FRENCH PRESIDENT Nicolas Sarkozy has promised to levy a new carbon tax from July this year as his government races to salvage its flagship green policy after the original version of the tax was rejected by the country’s highest court last week.
Mr Sarkozy told a cabinet meeting yesterday that a revised levy on carbon emissions would take effect on July 1st. The original draft law was annulled two days before it was due to come into force on January 1st after the constitutional council threw it out.
The council, a nine-member body whose membership includes former presidents, said the government’s scheme had so many exemptions that it “runs counter to the goal of fighting climate change and breaches the principle of equality in taxation”.
It pointed out that these exemptions meant the tax would apply only to a fraction of greenhouse gas emissions. More than 1,000 of France’s top polluters would have been unaffected by the levy because they were already subject to EU carbon-trading rules.

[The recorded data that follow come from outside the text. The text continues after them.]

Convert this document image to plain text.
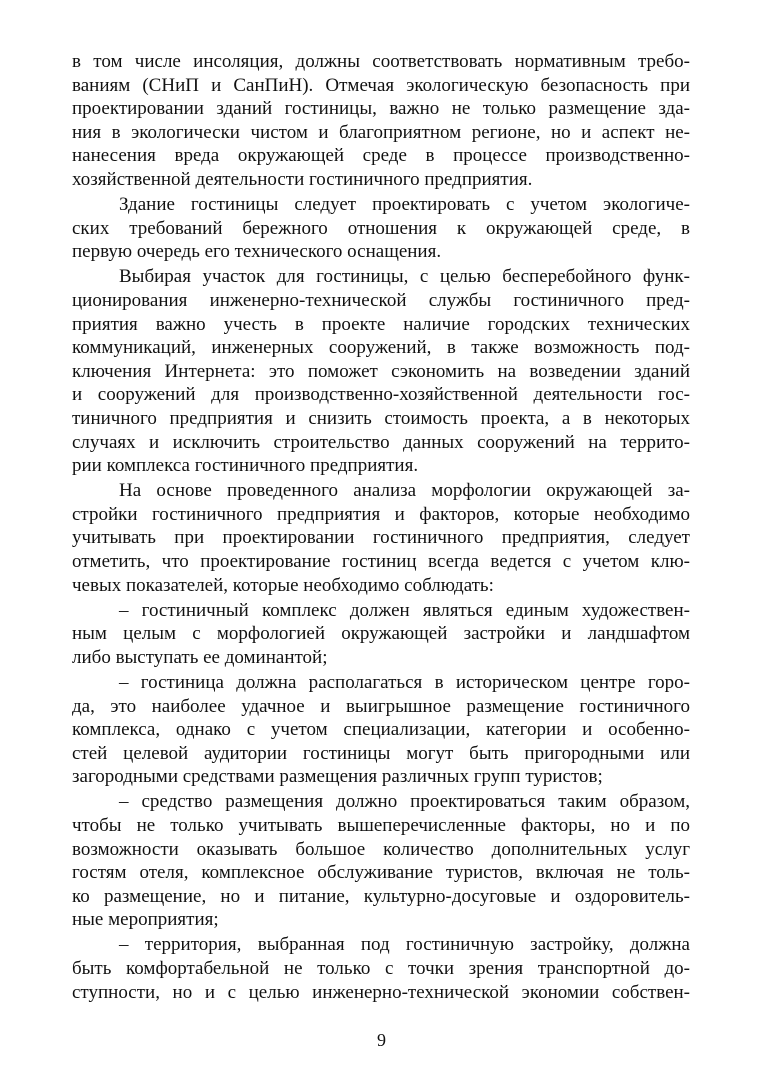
в том числе инсоляция, должны соответствовать нормативным требо-
ваниям (СНиП и СанПиН). Отмечая экологическую безопасность при
проектировании зданий гостиницы, важно не только размещение зда-
ния в экологически чистом и благоприятном регионе, но и аспект не-
нанесения вреда окружающей среде в процессе производственно-
хозяйственной деятельности гостиничного предприятия.
Здание гостиницы следует проектировать с учетом экологиче-
ских требований бережного отношения к окружающей среде, в
первую очередь его технического оснащения.
Выбирая участок для гостиницы, с целью бесперебойного функ-
ционирования инженерно-технической службы гостиничного пред-
приятия важно учесть в проекте наличие городских технических
коммуникаций, инженерных сооружений, в также возможность под-
ключения Интернета: это поможет сэкономить на возведении зданий
и сооружений для производственно-хозяйственной деятельности гос-
тиничного предприятия и снизить стоимость проекта, а в некоторых
случаях и исключить строительство данных сооружений на террито-
рии комплекса гостиничного предприятия.
На основе проведенного анализа морфологии окружающей за-
стройки гостиничного предприятия и факторов, которые необходимо
учитывать при проектировании гостиничного предприятия, следует
отметить, что проектирование гостиниц всегда ведется с учетом клю-
чевых показателей, которые необходимо соблюдать:
– гостиничный комплекс должен являться единым художествен-
ным целым с морфологией окружающей застройки и ландшафтом
либо выступать ее доминантой;
– гостиница должна располагаться в историческом центре горо-
да, это наиболее удачное и выигрышное размещение гостиничного
комплекса, однако с учетом специализации, категории и особенно-
стей целевой аудитории гостиницы могут быть пригородными или
загородными средствами размещения различных групп туристов;
– средство размещения должно проектироваться таким образом,
чтобы не только учитывать вышеперечисленные факторы, но и по
возможности оказывать большое количество дополнительных услуг
гостям отеля, комплексное обслуживание туристов, включая не толь-
ко размещение, но и питание, культурно-досуговые и оздоровитель-
ные мероприятия;
– территория, выбранная под гостиничную застройку, должна
быть комфортабельной не только с точки зрения транспортной до-
ступности, но и с целью инженерно-технической экономии собствен-
9
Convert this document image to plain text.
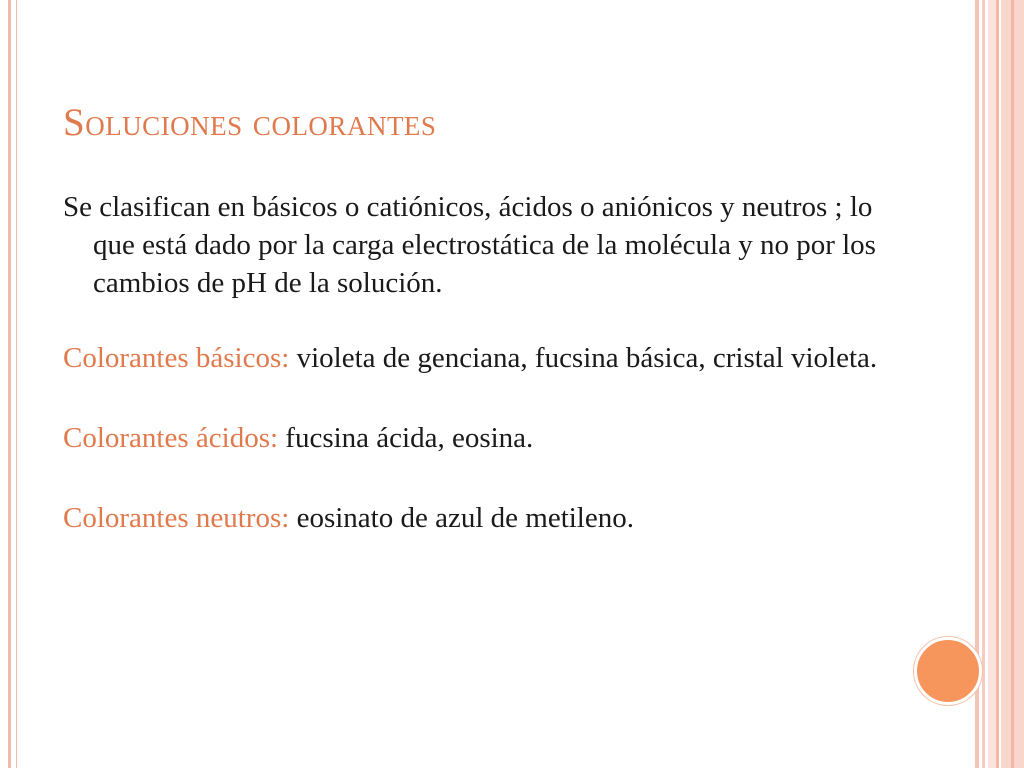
Soluciones colorantes

Se clasifican en básicos o catiónicos, ácidos o aniónicos y neutros ; lo que está dado por la carga electrostática de la molécula y no por los cambios de pH de la solución.

Colorantes básicos: violeta de genciana, fucsina básica, cristal violeta.

Colorantes ácidos: fucsina ácida, eosina.

Colorantes neutros: eosinato de azul de metileno.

The council’s unexpected decision was an embarrassing setback for Mr Sarkozy, who has cast himself as a champion of the ecological cause and sought to position France as a pioneer among big economies in the fight against climate change.

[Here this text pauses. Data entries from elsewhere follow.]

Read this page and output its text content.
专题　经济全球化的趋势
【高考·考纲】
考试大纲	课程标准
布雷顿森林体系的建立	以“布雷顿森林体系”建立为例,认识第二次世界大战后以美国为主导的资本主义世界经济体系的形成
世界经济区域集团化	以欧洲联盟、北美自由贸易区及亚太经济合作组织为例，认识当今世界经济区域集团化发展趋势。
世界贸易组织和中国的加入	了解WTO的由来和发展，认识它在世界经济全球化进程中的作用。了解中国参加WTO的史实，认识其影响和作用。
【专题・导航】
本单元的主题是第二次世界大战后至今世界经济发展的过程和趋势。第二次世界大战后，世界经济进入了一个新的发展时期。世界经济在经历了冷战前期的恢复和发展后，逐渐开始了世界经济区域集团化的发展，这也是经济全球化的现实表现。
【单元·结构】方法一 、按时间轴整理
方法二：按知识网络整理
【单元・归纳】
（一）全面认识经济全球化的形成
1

He resisted opposition from within his own centre-right political family and from the general population to impose the measure before the Copenhagen climate summit, and compared its introduction to some of the landmark political decisions in modern French history.
Set at €17 per tonne of carbon dioxide, the tax was also criticised by some green campaigners for being too low to change behaviour, as well as being too soft on industrial polluters.

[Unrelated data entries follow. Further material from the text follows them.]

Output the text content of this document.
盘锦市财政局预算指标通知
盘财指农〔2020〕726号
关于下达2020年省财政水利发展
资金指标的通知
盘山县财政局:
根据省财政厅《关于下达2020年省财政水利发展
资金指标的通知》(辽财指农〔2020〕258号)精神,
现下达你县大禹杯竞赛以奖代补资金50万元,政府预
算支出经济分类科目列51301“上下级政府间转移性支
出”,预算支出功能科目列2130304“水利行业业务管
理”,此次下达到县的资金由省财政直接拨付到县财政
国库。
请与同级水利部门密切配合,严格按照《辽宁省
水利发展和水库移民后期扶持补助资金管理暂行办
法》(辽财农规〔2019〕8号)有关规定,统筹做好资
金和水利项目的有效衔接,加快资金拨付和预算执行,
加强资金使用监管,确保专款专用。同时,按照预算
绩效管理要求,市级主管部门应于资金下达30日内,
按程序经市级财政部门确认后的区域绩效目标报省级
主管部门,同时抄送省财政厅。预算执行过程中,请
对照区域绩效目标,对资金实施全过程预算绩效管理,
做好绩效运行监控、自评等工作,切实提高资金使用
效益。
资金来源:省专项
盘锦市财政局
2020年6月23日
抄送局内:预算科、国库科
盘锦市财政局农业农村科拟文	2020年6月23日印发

But the government had defended the exemptions for highly polluting industrial sites such as power stations, oil refineries and cement works because they are already subject to an EU quota system to be progressively put in place from 2013.
Mr Sarkozy also promised to soften the effect of the levy with income tax concessions and “green cheques” for low-income households, while the initial legislation eased the burden on groups such as lorry drivers and fishermen, who have in the past blockaded ports and roads in protest at government measures.
Although the initiative has been framed as one aimed at changing behaviour, it was forecast to generate €4.1 billion in revenue and the decision by the constitutional council will put added pressure on the budget deficit.
After yesterday’s cabinet meeting, government spokesman Luc Chatel said a revised version of the carbon tax would take effect on July 1st.
Christine Lagarde, the finance minister, had hinted that large companies that pollute heavily would be penalised more in the reworked legislation, though the rates would vary.
“We are working on the possibility of applying reduced rates and of putting in place other incentive mechanisms or platforms,” Ms Lagarde told the financial newspaper Les Echos.
“The competitiveness of companies is important and there is no question of taxing all these sectors indiscriminately, including those that are economically fragile,” she said.